More impressive was the reduction in coronary events — heart attacks, bypass procedures and death from cardiovascular causes — at every level of risk. Those with a favorable lifestyle, compared with those with an unfavorable lifestyle, had a 45 percent reduction in coronary events among those at low genetic risk, a 47 percent reduction among those with intermediate genetic risk, and a 46 percent reduction among those at high genetic risk.

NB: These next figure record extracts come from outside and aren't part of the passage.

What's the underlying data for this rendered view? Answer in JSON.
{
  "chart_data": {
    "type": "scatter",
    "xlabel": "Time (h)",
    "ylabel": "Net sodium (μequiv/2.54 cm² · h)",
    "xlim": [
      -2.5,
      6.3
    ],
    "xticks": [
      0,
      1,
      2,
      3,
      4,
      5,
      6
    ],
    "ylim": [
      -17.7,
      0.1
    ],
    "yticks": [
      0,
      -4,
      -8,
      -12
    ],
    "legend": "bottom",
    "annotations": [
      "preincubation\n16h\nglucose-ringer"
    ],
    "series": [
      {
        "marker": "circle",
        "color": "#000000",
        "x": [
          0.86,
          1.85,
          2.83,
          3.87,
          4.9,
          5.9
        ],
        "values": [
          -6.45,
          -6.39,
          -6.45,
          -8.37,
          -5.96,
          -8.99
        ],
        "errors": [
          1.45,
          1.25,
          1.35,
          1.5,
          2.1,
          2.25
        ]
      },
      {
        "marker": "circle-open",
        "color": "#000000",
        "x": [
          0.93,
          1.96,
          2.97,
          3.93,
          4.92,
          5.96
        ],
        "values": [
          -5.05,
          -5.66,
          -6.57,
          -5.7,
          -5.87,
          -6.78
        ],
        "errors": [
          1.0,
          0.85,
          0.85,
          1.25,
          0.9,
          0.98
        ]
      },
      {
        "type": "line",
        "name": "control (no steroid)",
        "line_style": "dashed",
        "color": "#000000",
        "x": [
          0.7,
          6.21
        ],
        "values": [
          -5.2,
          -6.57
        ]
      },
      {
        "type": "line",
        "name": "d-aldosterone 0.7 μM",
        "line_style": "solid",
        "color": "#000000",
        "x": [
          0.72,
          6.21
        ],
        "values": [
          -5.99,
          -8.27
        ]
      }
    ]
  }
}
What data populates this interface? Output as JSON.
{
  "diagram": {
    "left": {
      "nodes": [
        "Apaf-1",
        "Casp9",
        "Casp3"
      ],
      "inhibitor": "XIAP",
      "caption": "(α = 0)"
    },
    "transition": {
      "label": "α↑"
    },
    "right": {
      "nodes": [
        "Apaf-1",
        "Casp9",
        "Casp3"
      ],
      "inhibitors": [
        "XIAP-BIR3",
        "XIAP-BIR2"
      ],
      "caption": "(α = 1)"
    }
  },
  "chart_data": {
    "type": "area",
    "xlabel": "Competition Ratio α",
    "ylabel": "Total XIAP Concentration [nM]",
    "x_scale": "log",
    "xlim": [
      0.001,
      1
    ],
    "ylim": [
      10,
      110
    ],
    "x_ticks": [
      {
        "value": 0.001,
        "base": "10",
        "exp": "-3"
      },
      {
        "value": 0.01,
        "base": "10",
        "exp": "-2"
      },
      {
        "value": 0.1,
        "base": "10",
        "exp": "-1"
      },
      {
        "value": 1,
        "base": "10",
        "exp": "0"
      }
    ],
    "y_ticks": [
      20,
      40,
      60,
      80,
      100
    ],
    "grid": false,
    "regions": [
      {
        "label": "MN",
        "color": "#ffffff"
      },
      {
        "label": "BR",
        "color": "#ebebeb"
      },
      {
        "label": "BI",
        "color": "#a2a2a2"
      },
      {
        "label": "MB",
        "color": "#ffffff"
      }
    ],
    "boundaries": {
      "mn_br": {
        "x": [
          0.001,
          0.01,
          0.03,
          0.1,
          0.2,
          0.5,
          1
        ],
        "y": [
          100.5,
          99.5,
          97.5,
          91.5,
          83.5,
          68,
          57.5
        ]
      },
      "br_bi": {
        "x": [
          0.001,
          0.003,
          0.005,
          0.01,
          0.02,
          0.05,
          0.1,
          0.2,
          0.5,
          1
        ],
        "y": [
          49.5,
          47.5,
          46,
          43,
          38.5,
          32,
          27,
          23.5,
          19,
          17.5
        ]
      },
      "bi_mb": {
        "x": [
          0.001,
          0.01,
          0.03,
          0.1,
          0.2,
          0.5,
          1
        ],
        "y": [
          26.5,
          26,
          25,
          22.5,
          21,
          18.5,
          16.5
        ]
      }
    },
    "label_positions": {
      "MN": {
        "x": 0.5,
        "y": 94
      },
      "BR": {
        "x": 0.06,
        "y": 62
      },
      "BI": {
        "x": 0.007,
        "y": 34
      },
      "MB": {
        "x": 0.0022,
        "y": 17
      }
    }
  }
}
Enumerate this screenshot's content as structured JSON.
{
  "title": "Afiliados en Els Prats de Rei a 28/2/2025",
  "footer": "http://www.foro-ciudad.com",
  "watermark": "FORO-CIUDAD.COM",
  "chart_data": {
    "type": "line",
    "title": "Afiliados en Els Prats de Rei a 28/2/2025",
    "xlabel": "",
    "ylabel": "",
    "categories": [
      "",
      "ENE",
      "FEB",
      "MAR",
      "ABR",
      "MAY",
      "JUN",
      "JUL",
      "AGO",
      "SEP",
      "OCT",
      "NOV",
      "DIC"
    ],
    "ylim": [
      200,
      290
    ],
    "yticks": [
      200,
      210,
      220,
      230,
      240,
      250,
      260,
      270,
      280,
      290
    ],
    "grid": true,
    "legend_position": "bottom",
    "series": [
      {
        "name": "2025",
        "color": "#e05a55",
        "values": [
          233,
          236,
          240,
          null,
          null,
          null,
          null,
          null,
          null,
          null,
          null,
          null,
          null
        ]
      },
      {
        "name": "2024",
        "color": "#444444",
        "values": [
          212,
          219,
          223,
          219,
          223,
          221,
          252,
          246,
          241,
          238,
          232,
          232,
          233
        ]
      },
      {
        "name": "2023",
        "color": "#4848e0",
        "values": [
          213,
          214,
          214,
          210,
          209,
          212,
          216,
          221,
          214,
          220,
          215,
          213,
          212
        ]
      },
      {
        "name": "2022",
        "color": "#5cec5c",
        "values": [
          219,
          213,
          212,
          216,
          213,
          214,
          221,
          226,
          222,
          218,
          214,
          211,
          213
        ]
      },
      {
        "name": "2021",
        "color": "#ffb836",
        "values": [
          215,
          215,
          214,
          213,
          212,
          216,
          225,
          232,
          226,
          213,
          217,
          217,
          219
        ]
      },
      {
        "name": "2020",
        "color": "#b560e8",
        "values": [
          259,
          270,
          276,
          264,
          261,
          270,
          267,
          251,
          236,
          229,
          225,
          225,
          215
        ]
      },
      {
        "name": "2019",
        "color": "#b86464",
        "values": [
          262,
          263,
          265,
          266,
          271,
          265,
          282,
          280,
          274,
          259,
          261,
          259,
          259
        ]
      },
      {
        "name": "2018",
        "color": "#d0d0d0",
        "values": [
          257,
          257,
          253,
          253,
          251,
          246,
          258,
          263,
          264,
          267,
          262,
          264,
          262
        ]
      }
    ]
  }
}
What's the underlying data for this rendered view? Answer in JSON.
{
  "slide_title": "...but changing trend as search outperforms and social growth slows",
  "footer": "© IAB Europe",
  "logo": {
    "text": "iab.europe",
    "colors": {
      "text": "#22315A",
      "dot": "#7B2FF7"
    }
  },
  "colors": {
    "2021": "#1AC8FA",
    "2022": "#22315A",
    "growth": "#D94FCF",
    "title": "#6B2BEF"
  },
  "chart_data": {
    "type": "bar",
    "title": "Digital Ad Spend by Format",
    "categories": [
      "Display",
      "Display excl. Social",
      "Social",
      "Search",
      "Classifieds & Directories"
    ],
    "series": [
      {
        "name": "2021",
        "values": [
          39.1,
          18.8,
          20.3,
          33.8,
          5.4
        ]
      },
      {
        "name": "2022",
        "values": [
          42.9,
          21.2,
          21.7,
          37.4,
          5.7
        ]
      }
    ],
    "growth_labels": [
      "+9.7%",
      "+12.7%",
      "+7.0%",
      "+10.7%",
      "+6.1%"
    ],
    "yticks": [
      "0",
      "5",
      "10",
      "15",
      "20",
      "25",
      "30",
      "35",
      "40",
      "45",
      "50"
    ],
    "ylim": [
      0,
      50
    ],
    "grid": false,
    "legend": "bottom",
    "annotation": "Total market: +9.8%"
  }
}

What does this mean in real-world numbers? Among those at high genetic risk in the oldest cohort study, 10.7 percent could expect to have a coronary event over a 10-year period if they had an unfavorable lifestyle. That number was reduced to 5.1 percent if they had a favorable lifestyle. Among those at low genetic risk, the 10-year event rate was 5.8 percent with an unfavorable lifestyle and 3.1 percent with a favorable lifestyle. In the other cohort studies, similar relative reductions were seen.
These differences aren’t small. The risk of a coronary event in 10 years was halved. The absolute reduction, more than 5 percentage points in the genetic group at high risk, means that lifestyle changes are as powerful as, if not more powerful than, many drugs we recommend and pay billions of dollars for all the time.
There are caveats, of course. All of the participants in these analyses were white, because there are few well-validated genetic studies in black populations. But the researchers also saw similar findings in the black population of the oldest cohort. These aren’t randomized controlled trials, and there could be other factors at play that we aren’t measuring. But the results were consistent over a number of studies, and the effect size is large.
There are important lessons to be learned. These results should encourage us that genetics do not determine everything about our health. Changes in lifestyle can overcome much of the risk our DNA imposes.
Lifestyle changes are hugely important not only for those at low risk, but for those at high risk. The relative reductions in events were similar at all levels of genetic risk.
Moreover, given how changes in lifestyle will also reduce your risk of other diseases like cancer (the No. 2 killer), it’s clear that a healthier lifestyle could have huge implications for many, many more people.
It’s important to acknowledge that these lifestyle recommendations are even less constrictive than those I’ve discussed in the past. You need only be a current nonsmoker; past smoking doesn’t exclude you. You can also be overweight, just not obese. And in contrast with most physical activity recommendations, it requires only once-a-week exercise, not the 30 minutes for five days that most professional organizations like the American Heart Association endorse.